1. The oven: temperature not so accurate, only heats from the bottom so the top doesn't get brown (and then when you turn on the broiler on the top, the top gets too brown).  Plus the timer on the oven is super fast (compared to Tim's iPhone, it was 3-4 minutes faster over the span of 10 minutes). 



 2. Counter space: I rolled out the pie crust on the dining room table.  Voila:


3. Cooking equipment: like I said, not ideal.  I bought disposable pie plates, but they could barely handle the weight of the pie, and the sides were a bit steep as well.


The biscuits:

Did you know that the KFCs in Jakarta don't have biscuits (or mashed potatoes, for that matter)?  Instead, they serve rice.  Ben and Erin were telling us how they miss biscuits, so I decided to make them for Thanksgiving.  The biscuits went much better than the pies.  
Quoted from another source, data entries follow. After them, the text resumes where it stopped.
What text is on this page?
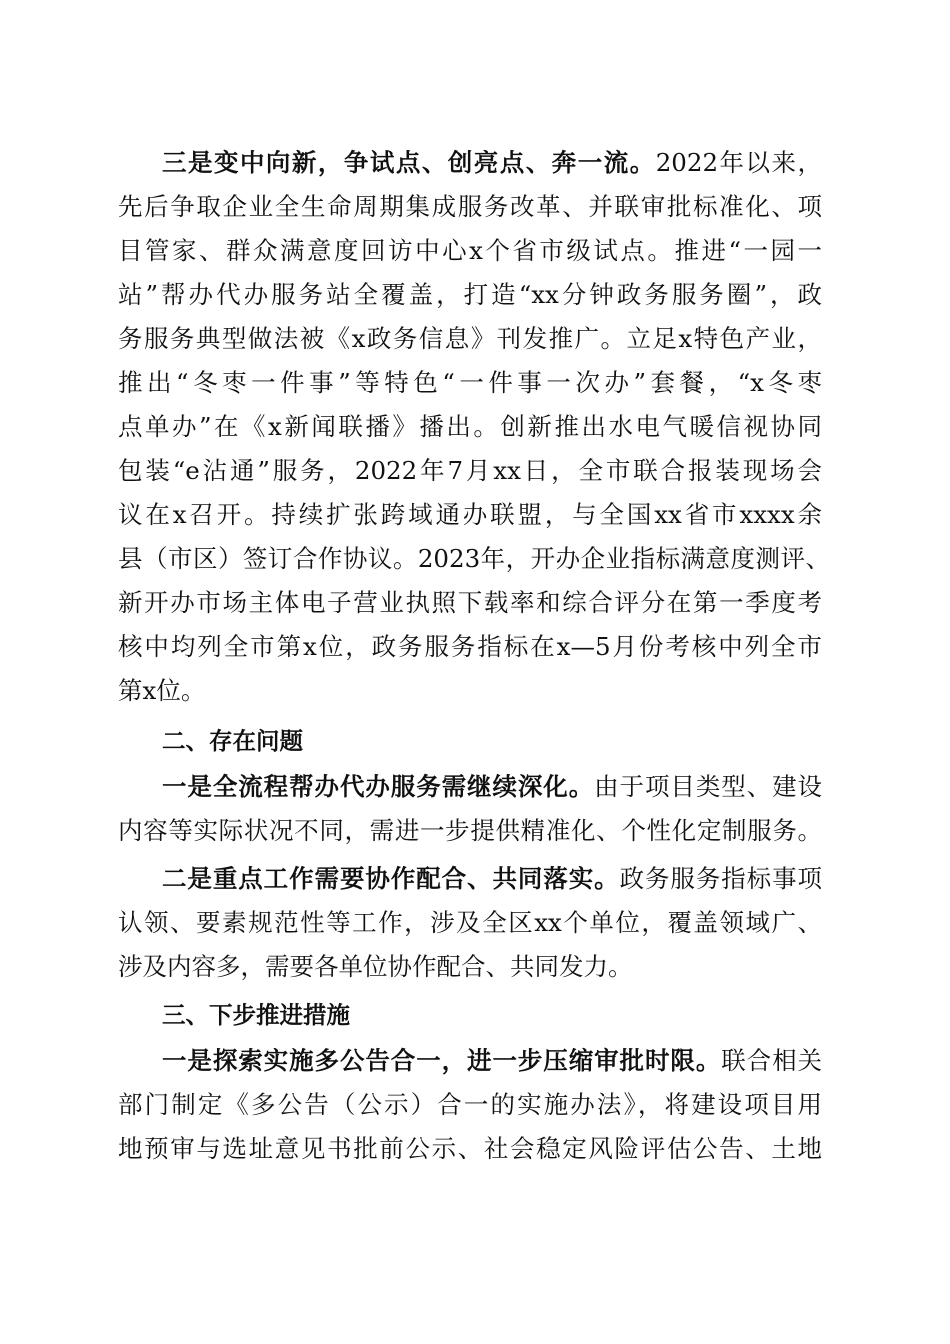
三是变中向新，争试点、创亮点、奔一流。2022年以来，
先后争取企业全生命周期集成服务改革、并联审批标准化、项
目管家、群众满意度回访中心x个省市级试点。推进“一园一
站”帮办代办服务站全覆盖，打造“xx分钟政务服务圈”，政
务服务典型做法被《x政务信息》刊发推广。立足x特色产业，
推出“冬枣一件事”等特色“一件事一次办”套餐，“x冬枣
点单办”在《x新闻联播》播出。创新推出水电气暖信视协同
包装“e沾通”服务，2022年7月xx日，全市联合报装现场会
议在x召开。持续扩张跨域通办联盟，与全国xx省市xxxx余
县（市区）签订合作协议。2023年，开办企业指标满意度测评、
新开办市场主体电子营业执照下载率和综合评分在第一季度考
核中均列全市第x位，政务服务指标在x—5月份考核中列全市
第x位。
二、存在问题
一是全流程帮办代办服务需继续深化。由于项目类型、建设
内容等实际状况不同，需进一步提供精准化、个性化定制服务。
二是重点工作需要协作配合、共同落实。政务服务指标事项
认领、要素规范性等工作，涉及全区xx个单位，覆盖领域广、
涉及内容多，需要各单位协作配合、共同发力。
三、下步推进措施
一是探索实施多公告合一，进一步压缩审批时限。联合相关
部门制定《多公告（公示）合一的实施办法》，将建设项目用
地预审与选址意见书批前公示、社会稳定风险评估公告、土地
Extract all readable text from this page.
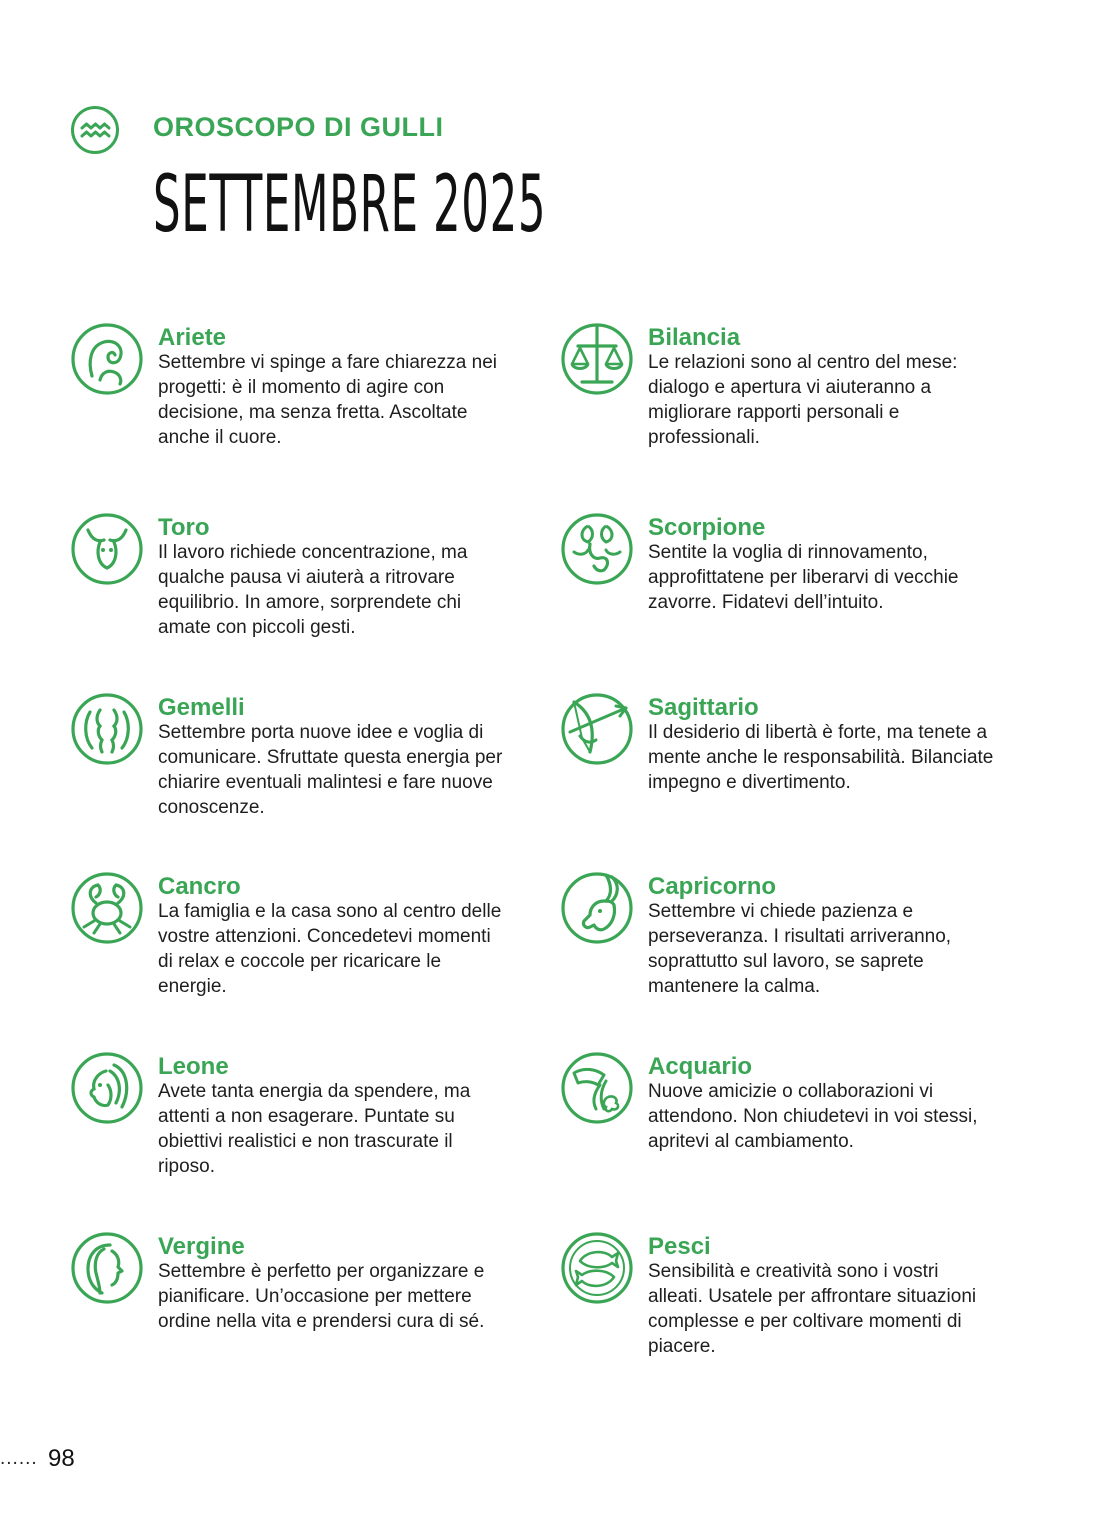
OROSCOPO DI GULLI
SETTEMBRE 2025
Ariete

Settembre vi spinge a fare chiarezza nei progetti: è il momento di agire con decisione, ma senza fretta. Ascoltate anche il cuore.

Toro

Il lavoro richiede concentrazione, ma qualche pausa vi aiuterà a ritrovare equilibrio. In amore, sorprendete chi amate con piccoli gesti.

Gemelli

Settembre porta nuove idee e voglia di comunicare. Sfruttate questa energia per chiarire eventuali malintesi e fare nuove conoscenze.

Cancro

La famiglia e la casa sono al centro delle vostre attenzioni. Concedetevi momenti di relax e coccole per ricaricare le energie.

Leone

Avete tanta energia da spendere, ma attenti a non esagerare. Puntate su obiettivi realistici e non trascurate il riposo.

Vergine

Settembre è perfetto per organizzare e pianificare. Un’occasione per mettere ordine nella vita e prendersi cura di sé.

Bilancia

Le relazioni sono al centro del mese: dialogo e apertura vi aiuteranno a migliorare rapporti personali e professionali.

Scorpione

Sentite la voglia di rinnovamento, approfittatene per liberarvi di vecchie zavorre. Fidatevi dell’intuito.

Sagittario

Il desiderio di libertà è forte, ma tenete a mente anche le responsabilità. Bilanciate impegno e divertimento.

Capricorno

Settembre vi chiede pazienza e perseveranza. I risultati arriveranno, soprattutto sul lavoro, se saprete mantenere la calma.

Acquario

Nuove amicizie o collaborazioni vi attendono. Non chiudetevi in voi stessi, apritevi al cambiamento.

Pesci

Sensibilità e creatività sono i vostri alleati. Usatele per affrontare situazioni complesse e per coltivare momenti di piacere.

...... 98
I had planned on using a recipe I'd used in the past, but when I went to the grocery store, the only flour they had was (inexplicably) specialty flour like whole wheat, bread flour and self-rising flour.  I bought the self-rising flour in the hopes that I could find a biscuit recipe that called for it... success!  I made the buttermilk version of this recipe from Gold Medal (no buttermilk to be found, but I used the old milk plus lemon juice trick).  Worked like a charm.  Also, I used butter rather than shortening.  I like buttery biscuits.